Researchers in the UW Department of Surgery and the UW Department of Family Medicine and Community Health received a three-year, $600,000 research grant to test an opioid misuse intervention in surgical patients. Ben Zarzaur, MD, MPH, chair of the Division of Acute Care and Regional General Surgery and the Sylvia and Royal Lichtfeldt Burn Center Professor, and Randall Brown, MD, PhD, professor of Family Medicine and Community Health and director of the UW Center for Addictive Disorders, will lead the study. “This line of research addresses the twin epidemics of injury and opioid misuse that are affecting our state and our nation,” said Zarzaur. “Our goal is to improve the quality of life of injured patients and to help them avoid misuse of opioids by actively supporting them in the time when they are most vulnerable – just after discharge from the hospital.”
Funded by the Wisconsin Partnership Program, the project will pilot test an intervention to prevent opioid misuse and possible progression to opioid use disorder among patients who are treated for a traumatic injury. The study will take place at UW Health and the Medical College of Wisconsin, the two largest trauma centers in Wisconsin, and involves randomly assigning 107 patients who are admitted to the trauma surgical unit to one of four groups: standard trauma care coordination, enhanced trauma care coordination, training in pain coping skills, or combined enhanced trauma care coordination + pain coping skills training. The study team will collect information about opioid use and patient-reported pain severity and functional impact in all four groups for the duration of their hospital stay and up to 6 months after they are discharged. In addition, at 1-month post-discharge, patients will be assessed for risk of opioid misuse, and those who are determined to be at moderate or high risk will be re-assigned to an intervention group that offers a higher level of preventive care.

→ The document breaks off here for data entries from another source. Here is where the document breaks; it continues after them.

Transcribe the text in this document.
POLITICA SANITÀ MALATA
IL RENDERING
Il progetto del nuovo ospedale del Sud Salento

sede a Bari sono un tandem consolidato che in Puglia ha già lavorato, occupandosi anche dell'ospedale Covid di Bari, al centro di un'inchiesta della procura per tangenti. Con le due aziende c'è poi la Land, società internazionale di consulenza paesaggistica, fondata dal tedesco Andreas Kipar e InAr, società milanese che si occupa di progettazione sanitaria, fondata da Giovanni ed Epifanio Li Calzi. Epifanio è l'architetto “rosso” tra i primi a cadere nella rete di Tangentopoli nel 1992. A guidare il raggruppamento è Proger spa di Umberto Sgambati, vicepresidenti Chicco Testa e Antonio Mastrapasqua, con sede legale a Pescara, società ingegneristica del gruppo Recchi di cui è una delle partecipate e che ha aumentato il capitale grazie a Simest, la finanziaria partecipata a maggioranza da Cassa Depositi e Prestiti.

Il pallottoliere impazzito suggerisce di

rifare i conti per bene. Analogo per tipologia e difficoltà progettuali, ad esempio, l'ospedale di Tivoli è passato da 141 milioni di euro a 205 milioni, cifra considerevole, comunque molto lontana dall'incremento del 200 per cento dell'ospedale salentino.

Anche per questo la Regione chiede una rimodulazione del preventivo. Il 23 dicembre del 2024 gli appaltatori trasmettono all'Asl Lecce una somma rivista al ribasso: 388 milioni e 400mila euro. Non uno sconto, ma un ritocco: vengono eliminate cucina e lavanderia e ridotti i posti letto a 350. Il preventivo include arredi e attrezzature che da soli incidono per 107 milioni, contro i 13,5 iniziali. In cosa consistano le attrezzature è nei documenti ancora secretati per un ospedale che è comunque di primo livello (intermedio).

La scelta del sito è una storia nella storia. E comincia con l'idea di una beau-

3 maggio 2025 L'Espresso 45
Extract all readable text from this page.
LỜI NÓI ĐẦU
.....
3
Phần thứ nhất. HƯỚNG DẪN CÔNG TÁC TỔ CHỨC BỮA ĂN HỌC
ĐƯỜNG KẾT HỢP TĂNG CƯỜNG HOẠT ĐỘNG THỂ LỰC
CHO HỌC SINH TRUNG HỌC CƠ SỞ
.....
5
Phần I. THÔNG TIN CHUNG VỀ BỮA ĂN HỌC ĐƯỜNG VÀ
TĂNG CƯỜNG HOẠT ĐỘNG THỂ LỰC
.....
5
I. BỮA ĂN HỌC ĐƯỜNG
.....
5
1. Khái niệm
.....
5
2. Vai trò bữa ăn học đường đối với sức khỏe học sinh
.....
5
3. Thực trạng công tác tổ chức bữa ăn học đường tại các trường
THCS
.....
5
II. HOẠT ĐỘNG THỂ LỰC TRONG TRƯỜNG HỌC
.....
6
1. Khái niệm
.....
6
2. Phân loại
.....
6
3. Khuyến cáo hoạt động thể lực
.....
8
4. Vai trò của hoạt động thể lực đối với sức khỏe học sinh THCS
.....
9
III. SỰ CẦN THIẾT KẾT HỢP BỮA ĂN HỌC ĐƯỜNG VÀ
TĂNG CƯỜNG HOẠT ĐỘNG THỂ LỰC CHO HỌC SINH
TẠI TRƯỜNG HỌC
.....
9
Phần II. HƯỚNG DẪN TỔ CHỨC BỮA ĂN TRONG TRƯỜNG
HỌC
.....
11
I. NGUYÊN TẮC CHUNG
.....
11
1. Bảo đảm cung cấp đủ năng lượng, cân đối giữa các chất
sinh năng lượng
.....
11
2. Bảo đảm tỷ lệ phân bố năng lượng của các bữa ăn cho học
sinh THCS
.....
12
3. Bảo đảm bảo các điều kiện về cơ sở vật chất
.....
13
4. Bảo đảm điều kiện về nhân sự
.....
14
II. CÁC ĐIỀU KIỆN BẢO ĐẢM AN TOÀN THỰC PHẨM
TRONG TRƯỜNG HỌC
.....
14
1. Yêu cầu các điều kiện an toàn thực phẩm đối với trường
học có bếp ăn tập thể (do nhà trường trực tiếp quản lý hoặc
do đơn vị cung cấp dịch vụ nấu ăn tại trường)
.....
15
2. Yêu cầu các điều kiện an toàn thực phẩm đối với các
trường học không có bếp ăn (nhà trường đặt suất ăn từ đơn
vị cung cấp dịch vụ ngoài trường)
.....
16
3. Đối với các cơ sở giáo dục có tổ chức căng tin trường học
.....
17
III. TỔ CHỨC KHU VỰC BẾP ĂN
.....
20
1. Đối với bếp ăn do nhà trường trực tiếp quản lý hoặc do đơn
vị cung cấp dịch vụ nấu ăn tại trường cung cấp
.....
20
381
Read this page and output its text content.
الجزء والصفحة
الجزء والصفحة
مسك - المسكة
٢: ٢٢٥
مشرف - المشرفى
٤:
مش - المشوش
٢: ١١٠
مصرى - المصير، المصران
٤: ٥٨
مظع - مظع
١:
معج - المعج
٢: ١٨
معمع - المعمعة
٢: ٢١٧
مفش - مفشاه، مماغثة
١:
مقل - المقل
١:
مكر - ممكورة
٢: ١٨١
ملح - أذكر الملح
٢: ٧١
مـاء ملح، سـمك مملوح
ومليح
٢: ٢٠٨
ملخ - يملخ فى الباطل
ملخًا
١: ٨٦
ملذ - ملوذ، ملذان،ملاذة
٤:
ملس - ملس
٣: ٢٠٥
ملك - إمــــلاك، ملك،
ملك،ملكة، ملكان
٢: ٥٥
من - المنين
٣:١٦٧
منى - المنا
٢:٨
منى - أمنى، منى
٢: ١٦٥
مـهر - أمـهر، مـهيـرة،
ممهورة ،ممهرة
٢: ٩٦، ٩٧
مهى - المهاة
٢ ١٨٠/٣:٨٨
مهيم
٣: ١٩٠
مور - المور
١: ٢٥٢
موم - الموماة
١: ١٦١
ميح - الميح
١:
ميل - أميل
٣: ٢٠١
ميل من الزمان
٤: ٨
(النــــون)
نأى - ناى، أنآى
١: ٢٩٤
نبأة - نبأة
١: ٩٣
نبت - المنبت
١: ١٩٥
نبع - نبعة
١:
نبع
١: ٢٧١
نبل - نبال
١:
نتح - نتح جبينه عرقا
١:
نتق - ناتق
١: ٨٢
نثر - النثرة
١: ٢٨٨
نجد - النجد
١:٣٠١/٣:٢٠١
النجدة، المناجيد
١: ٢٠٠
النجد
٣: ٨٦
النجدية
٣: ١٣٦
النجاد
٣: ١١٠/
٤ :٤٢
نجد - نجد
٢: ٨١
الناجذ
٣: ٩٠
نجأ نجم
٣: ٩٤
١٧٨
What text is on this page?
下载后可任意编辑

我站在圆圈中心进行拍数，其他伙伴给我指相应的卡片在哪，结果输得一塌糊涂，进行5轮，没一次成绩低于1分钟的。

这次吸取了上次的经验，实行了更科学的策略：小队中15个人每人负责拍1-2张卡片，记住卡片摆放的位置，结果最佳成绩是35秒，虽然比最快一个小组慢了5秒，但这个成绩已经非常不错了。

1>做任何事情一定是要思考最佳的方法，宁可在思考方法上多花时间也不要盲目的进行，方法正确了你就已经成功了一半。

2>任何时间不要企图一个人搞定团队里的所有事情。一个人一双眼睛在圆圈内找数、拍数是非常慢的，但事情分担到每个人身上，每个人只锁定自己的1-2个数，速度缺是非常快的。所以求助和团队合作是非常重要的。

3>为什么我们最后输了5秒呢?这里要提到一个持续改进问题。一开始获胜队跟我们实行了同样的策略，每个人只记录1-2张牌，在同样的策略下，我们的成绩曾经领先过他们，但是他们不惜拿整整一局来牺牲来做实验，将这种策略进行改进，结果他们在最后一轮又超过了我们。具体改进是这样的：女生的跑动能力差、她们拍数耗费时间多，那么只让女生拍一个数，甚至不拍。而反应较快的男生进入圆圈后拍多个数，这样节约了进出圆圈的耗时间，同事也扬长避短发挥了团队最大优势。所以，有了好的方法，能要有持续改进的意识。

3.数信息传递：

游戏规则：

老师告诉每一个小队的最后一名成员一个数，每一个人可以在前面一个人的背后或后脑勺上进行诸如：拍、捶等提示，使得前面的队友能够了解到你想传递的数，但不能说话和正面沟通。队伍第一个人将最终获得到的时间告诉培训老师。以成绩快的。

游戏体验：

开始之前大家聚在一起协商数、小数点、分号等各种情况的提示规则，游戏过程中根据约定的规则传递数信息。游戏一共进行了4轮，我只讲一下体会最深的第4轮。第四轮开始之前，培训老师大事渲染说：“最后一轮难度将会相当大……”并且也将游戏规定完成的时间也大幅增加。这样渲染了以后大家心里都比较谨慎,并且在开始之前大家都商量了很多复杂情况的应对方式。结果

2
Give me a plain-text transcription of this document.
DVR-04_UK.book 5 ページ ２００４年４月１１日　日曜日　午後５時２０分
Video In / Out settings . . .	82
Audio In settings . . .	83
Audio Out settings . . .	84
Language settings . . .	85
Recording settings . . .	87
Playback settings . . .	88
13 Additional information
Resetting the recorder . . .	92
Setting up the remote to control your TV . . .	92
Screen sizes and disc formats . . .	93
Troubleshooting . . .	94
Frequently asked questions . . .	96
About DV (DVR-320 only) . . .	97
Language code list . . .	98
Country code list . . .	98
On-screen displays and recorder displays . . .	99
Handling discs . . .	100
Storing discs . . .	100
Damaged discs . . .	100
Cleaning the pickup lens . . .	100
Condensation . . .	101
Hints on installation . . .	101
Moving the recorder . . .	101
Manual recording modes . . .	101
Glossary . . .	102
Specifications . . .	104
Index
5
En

Using the study data, the researchers will be able to determine which of the four treatment groups has the lowest level of opioid misuse at 6 months post-discharge. They will also be able to determine the effects of increasing the level of care for patients who are considered to be at moderate-to-high risk of misuse. Zarzaur and Brown will then use these results to plan a full-scale national study that can be conducted at multiple sites. Ultimately, these results may be used to improve patient care and aid efforts to address the opioid crisis in the United States by identifying the risk for opioid misuse in surgical trauma patients and intervening appropriately to prevent progression to opioid use disorder. “Our research team is very excited about this opportunity and we look forward to getting started on this important work,” said Zarzaur.